We can determine whether the language accepted by a given machine is empty, by analyzing whether any of its final states could ever be reached from the start state on some input. We can do this by taking the closure of the set contining the initial state under the transition function. The closure of an object under a function is achieved by applying the function over and over again starting at that object, until nothing else happens. A (slightly) less informal algorithmic intuition is that you apply the function to the current input, and check if the output is different from the input. If it is, try again (by applying the function to the output). If not, you have found a fixed point of the function, and this is the object you have been looking for.

closure :: Eq a => (a -> a) -> a -> a
closure f a = fst $ head $ filter (uncurry (==)) $ zip steps (tail steps)
  where
    steps = iterate f a

Now the set of states reachable from the initial state on some input is the closure of the set containing just the initial state (which is reachable from itself on the empty input) under the transition function.

reachable :: Eq q => DFSA q b -> [q]
reachable a = closure (L.nub . concat . fmap getSuccessors) [start a]
  where
    getSuccessors q = M.mapMaybe (delta a q) (sigma a)

A machine accepts no strings at all iff none of its final states are reachable.

isEmpty :: Eq q => DFSA q b -> Bool
isEmpty a = null (finals a `L.intersect` reachable a)

Aside from it being fascinating that we can decide properties of the language accepted by a machine by looking at its structure, we can leverage the ability to decide whether the language of a machine is the empty set to decide more interesting properties of machines, such as whether the language of one is a subset of the language of another!

subset :: (Eq q,Eq r) => DFSA q b -> DFSA r b -> Bool
subset a1 a2 = isEmpty $ difference a1 a2

And since equality of sets is equivalent to both being subsets of the other, we can determine whether the languages accepted by two DFSA are identical.

equivalent :: (Eq q,Eq r) => DFSA q b -> DFSA r b -> Bool
equivalent a1 a2 = subset a1 a2 && subset a2 a1

Footnotes:

The easiest way of doing this in Haskell is to write a list comprehension:

wordsOver alphabet = [] : [w:ws | ws <- wordsOver alphabet, w <- alphabet]

-- > take 10 $ wordsOver "ab"
-- > ["","a","b","aa","ba","ab","bb","aaa","baa","aba"]

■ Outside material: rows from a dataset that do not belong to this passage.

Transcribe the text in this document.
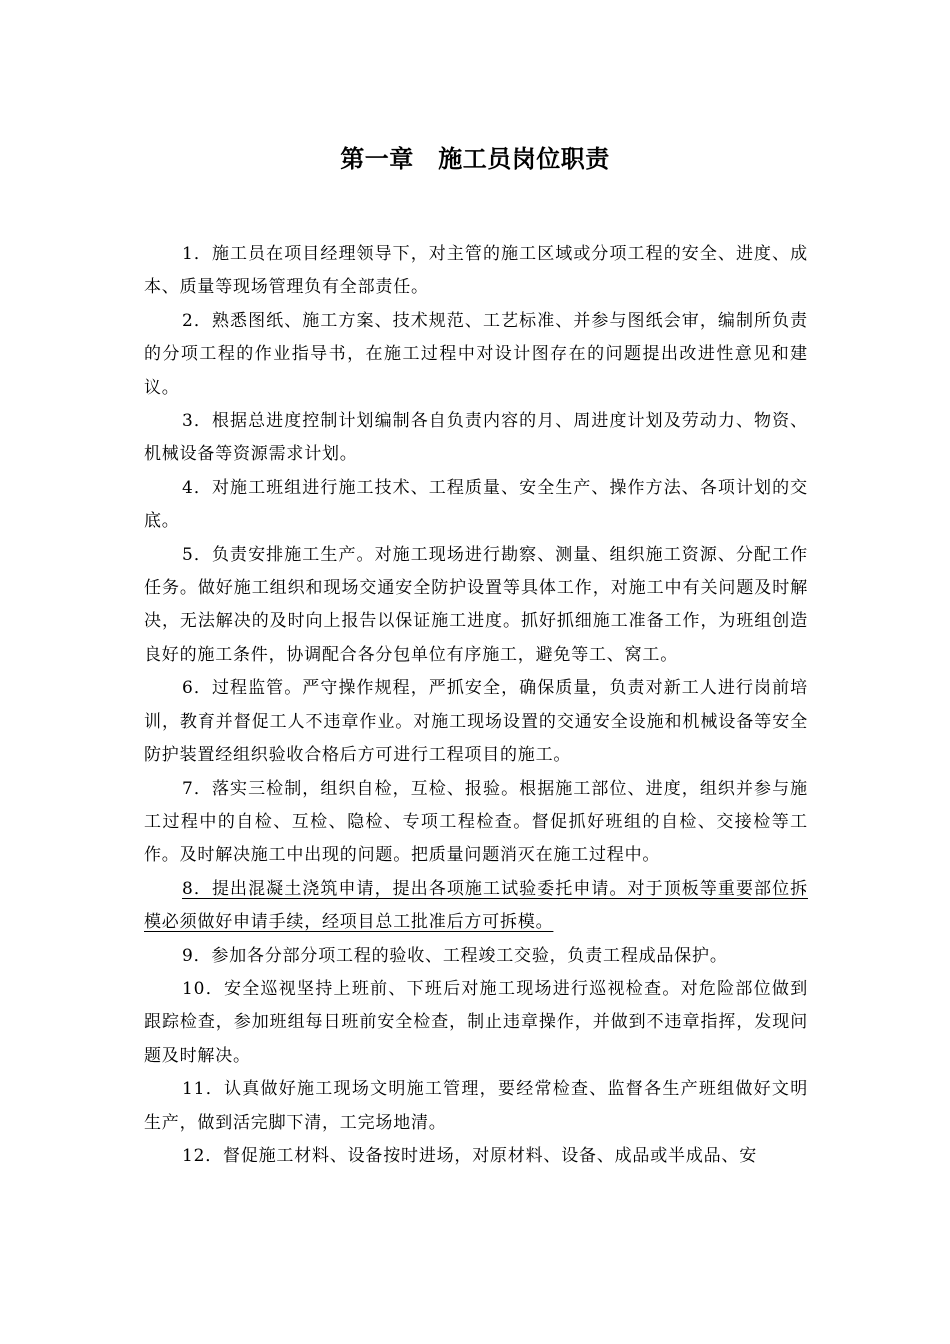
第一章　施工员岗位职责

1．施工员在项目经理领导下，对主管的施工区域或分项工程的安全、进度、成本、质量等现场管理负有全部责任。

2．熟悉图纸、施工方案、技术规范、工艺标准、并参与图纸会审，编制所负责的分项工程的作业指导书，在施工过程中对设计图存在的问题提出改进性意见和建议。

3．根据总进度控制计划编制各自负责内容的月、周进度计划及劳动力、物资、机械设备等资源需求计划。

4．对施工班组进行施工技术、工程质量、安全生产、操作方法、各项计划的交底。

5．负责安排施工生产。对施工现场进行勘察、测量、组织施工资源、分配工作任务。做好施工组织和现场交通安全防护设置等具体工作，对施工中有关问题及时解决，无法解决的及时向上报告以保证施工进度。抓好抓细施工准备工作，为班组创造良好的施工条件，协调配合各分包单位有序施工，避免等工、窝工。

6．过程监管。严守操作规程，严抓安全，确保质量，负责对新工人进行岗前培训，教育并督促工人不违章作业。对施工现场设置的交通安全设施和机械设备等安全防护装置经组织验收合格后方可进行工程项目的施工。

7．落实三检制，组织自检，互检、报验。根据施工部位、进度，组织并参与施工过程中的自检、互检、隐检、专项工程检查。督促抓好班组的自检、交接检等工作。及时解决施工中出现的问题。把质量问题消灭在施工过程中。

8．提出混凝土浇筑申请，提出各项施工试验委托申请。对于顶板等重要部位拆模必须做好申请手续，经项目总工批准后方可拆模。

9．参加各分部分项工程的验收、工程竣工交验，负责工程成品保护。

10．安全巡视坚持上班前、下班后对施工现场进行巡视检查。对危险部位做到跟踪检查，参加班组每日班前安全检查，制止违章操作，并做到不违章指挥，发现问题及时解决。

11．认真做好施工现场文明施工管理，要经常检查、监督各生产班组做好文明生产，做到活完脚下清，工完场地清。

12．督促施工材料、设备按时进场，对原材料、设备、成品或半成品、安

It is crucial here that the clauses inside the comprehension are in this order! Reversing them leads to unfairness.

wordsOverBad alphabet = [] : [w:ws | w <- alphabet, ws <- wordsOverBad alphabet]

-- > take 10 $ wordsOverBad "ab"
-- > ["","a","aa","aaa","aaaa","aaaaa","aaaaaa","aaaaaaa","aaaaaaaa","aaaaaaaaa"]

This latter ('bad') version can be thought of as searching through the word tree depth first.